A parson with a Bible and a six-shooter
For me, the most welcome Christmas miracle of all is watching a never-before-seen heartwarming, enduring film on my Christmas vacation. In the past, my Christmas movie miracles have been Penny Serenade, The Shop Around the Corner, and All Ours to Give--films that I had never heard of or seen and watched them accidentally--or miraculously--at Christmas.
This year I almost didn't watch my Christmas movie miracle because the movie was made in 1950 and I rarely watch films from the 1950s. I'm not a film-noir gal, no jaded handsome men in dark alleys--nor a Western cowgal, riding the range in my vest and chaps. I prefer my men in tuxedos in art-deco furnished hotels. But this year, I ignored the strike against Stars in Crown because it had one huge--to quote from another Christmas movie--ginormous incentive to push the play button. The movie starred Joel McCrea.
Ain't he cute in his tux?
And Joel McCrea didn't let me down. I was positively enchanted when he strode into town in his black frock coat--OK, it's not a tuxedo--and Bible and six-shooter.

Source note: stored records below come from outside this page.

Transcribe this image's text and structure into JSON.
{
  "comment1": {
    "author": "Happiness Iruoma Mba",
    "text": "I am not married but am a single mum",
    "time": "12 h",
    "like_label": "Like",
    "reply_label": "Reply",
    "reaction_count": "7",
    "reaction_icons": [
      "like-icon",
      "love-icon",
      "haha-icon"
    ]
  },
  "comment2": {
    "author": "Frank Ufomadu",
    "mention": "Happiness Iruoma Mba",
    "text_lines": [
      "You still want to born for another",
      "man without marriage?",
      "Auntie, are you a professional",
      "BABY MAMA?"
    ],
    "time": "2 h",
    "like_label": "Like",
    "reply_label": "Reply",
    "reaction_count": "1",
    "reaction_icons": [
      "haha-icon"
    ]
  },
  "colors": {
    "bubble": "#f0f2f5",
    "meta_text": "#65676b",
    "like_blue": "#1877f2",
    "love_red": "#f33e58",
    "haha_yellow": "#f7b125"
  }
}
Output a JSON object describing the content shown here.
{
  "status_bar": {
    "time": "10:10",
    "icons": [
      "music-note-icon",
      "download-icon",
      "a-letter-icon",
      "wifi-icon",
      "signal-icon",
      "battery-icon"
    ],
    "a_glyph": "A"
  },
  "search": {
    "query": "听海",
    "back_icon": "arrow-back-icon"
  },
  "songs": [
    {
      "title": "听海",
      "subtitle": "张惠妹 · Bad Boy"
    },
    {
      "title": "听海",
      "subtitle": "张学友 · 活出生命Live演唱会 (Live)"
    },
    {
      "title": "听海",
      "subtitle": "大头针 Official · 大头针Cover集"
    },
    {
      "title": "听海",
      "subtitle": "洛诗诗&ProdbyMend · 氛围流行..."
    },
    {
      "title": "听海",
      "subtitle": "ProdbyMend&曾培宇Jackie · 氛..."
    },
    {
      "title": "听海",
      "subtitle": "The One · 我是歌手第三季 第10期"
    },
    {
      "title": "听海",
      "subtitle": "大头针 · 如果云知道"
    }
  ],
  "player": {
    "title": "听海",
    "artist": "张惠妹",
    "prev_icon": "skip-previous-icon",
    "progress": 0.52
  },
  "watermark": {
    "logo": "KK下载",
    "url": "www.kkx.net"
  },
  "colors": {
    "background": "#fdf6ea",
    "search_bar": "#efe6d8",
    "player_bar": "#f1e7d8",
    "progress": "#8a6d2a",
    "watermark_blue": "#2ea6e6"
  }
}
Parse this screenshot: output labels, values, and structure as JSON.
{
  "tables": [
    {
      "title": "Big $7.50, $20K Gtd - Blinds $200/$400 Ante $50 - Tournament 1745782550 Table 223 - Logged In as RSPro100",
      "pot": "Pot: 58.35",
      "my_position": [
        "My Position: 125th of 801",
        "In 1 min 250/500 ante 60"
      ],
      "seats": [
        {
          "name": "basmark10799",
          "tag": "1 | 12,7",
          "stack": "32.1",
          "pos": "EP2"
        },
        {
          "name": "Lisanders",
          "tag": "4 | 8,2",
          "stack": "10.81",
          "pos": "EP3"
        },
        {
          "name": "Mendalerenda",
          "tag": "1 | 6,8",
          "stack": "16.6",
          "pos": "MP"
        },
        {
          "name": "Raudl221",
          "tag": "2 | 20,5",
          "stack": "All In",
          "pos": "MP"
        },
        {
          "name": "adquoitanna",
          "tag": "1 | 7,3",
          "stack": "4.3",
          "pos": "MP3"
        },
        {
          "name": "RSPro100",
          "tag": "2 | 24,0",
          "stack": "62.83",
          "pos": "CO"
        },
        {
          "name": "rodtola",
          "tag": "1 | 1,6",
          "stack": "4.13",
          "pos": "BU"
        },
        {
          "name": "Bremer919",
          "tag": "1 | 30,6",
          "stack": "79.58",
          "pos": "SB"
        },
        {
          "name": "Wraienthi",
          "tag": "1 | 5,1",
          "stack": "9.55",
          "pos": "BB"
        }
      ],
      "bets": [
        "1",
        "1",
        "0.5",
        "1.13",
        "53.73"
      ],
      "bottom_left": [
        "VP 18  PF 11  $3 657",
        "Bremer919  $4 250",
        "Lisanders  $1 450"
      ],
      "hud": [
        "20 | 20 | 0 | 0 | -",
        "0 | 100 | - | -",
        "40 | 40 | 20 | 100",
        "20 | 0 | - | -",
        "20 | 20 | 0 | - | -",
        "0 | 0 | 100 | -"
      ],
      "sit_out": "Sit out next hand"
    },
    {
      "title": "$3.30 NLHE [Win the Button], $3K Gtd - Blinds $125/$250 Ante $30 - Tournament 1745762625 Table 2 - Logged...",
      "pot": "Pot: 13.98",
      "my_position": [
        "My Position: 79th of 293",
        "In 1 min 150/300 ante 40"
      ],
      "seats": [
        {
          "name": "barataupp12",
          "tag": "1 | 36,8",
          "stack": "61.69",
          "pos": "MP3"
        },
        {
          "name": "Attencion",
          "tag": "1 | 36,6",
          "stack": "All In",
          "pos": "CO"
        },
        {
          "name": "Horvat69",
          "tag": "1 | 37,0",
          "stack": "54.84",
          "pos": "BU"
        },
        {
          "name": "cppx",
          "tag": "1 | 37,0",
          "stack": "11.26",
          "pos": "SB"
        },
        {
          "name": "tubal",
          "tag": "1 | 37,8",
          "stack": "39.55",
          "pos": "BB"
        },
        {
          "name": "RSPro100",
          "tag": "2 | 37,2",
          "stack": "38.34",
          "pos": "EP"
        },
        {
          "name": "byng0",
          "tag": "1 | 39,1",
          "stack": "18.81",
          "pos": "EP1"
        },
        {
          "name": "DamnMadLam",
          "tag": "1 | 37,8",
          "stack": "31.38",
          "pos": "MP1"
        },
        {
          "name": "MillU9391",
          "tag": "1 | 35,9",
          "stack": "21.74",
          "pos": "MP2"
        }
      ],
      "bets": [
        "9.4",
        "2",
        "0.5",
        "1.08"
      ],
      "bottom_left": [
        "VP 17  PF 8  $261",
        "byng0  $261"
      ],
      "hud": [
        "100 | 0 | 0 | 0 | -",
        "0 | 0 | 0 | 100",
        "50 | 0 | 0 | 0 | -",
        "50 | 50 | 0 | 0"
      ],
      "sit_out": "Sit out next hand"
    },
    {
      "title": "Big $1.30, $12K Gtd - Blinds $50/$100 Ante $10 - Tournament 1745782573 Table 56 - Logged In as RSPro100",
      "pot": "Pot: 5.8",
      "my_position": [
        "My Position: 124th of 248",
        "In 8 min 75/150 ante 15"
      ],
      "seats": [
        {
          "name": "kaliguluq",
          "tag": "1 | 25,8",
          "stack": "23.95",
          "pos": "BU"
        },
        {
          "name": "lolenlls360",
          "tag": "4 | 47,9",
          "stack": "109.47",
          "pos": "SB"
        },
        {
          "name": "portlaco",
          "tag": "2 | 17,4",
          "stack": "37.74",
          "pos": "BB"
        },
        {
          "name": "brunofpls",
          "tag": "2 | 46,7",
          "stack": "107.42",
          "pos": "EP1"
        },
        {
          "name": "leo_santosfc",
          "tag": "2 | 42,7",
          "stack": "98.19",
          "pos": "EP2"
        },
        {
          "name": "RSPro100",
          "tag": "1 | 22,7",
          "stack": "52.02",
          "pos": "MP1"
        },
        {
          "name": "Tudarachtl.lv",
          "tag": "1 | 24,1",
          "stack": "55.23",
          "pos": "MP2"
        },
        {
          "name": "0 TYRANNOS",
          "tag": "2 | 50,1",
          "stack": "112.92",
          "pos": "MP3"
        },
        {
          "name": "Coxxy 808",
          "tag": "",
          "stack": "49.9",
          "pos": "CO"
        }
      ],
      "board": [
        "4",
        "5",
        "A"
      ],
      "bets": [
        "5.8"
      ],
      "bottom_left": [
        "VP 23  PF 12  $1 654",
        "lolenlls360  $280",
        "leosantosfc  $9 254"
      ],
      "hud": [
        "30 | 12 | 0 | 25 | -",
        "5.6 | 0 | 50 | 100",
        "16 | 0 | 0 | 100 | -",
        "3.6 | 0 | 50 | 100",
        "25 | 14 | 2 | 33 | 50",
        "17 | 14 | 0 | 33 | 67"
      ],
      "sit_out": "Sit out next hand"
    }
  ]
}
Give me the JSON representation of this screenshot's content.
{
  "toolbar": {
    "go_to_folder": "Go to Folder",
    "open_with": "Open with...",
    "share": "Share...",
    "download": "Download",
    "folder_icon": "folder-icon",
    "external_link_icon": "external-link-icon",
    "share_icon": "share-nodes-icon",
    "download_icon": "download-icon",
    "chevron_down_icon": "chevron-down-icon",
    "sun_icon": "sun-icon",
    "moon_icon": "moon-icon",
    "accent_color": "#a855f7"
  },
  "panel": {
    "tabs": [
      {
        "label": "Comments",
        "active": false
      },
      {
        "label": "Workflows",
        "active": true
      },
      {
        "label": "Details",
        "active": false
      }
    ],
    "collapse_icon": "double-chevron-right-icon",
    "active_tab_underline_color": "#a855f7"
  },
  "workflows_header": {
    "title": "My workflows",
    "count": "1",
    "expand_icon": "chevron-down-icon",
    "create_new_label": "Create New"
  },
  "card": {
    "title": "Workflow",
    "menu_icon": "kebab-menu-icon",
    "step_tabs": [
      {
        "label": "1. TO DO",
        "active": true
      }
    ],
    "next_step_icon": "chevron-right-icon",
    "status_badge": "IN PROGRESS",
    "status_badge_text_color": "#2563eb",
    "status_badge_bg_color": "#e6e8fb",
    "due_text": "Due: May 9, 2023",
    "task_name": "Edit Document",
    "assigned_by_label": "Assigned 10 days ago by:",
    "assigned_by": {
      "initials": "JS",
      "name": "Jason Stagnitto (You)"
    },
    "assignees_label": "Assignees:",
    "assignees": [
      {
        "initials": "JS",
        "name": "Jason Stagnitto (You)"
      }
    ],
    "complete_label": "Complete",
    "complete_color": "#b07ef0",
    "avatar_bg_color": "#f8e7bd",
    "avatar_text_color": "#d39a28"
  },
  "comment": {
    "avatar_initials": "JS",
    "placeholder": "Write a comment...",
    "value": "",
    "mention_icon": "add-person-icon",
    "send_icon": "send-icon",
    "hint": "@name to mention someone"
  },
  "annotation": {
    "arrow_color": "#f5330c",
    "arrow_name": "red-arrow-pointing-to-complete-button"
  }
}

In this episodic, coming-of age movie about life in a small town after the Civil War, Joel McCrea plays the parson. The neighbors in the town generally help each other when they aren't burning down or stealing from each other. In other words, it's true to life. It also contains a powerful scene where Joel McCrea saves a black man from a mob. I would put Joel's speech to quell the mob against Gregory Peck's as Atticus Finch any day. The New Yorker called Stars in My Crown "one of the bravest and most daring Hollywood movies about race relations I’ve ever seen."
Joel McCrea quelling the mob without his six-shooter
I've been disappointed with several books that I read with young narrators, Cold Sassy Tree being the most disappointing. In that novel, I didn't believe the young narrator could understand or witness the information he conveyed. Stars in My Crown, on the other hand, was mostly perfect in presenting information from the young boy's (Dean Stockwell's) point of view--although when the young boy fell ill, the story did continue without him.
Dean Stockwell plays the narrator, here with Joel McCrea and Juano Hernandez
If you are looking for your Christmas movie miracle, look no further than Stars in My Crown.
Stars in My Crown was directed by Jacques Tourneur who directed Cat People and I walked with a Zombie.
The Hymn "Any Stars in My Crown"
Throughout the movie, Joel McCrea sings the hymn, "Any Stars in My Crown."
I am thinking today of that beautiful land
I shall reach when the sun goeth down
When through wonderful grace by my Saviour I stand
Will there be any stars in my crown. Will there be any stars in my crown.
When at evening the sun goeth down
When I wake with the blest in those mansions of rest
Will there be any stars in my crown.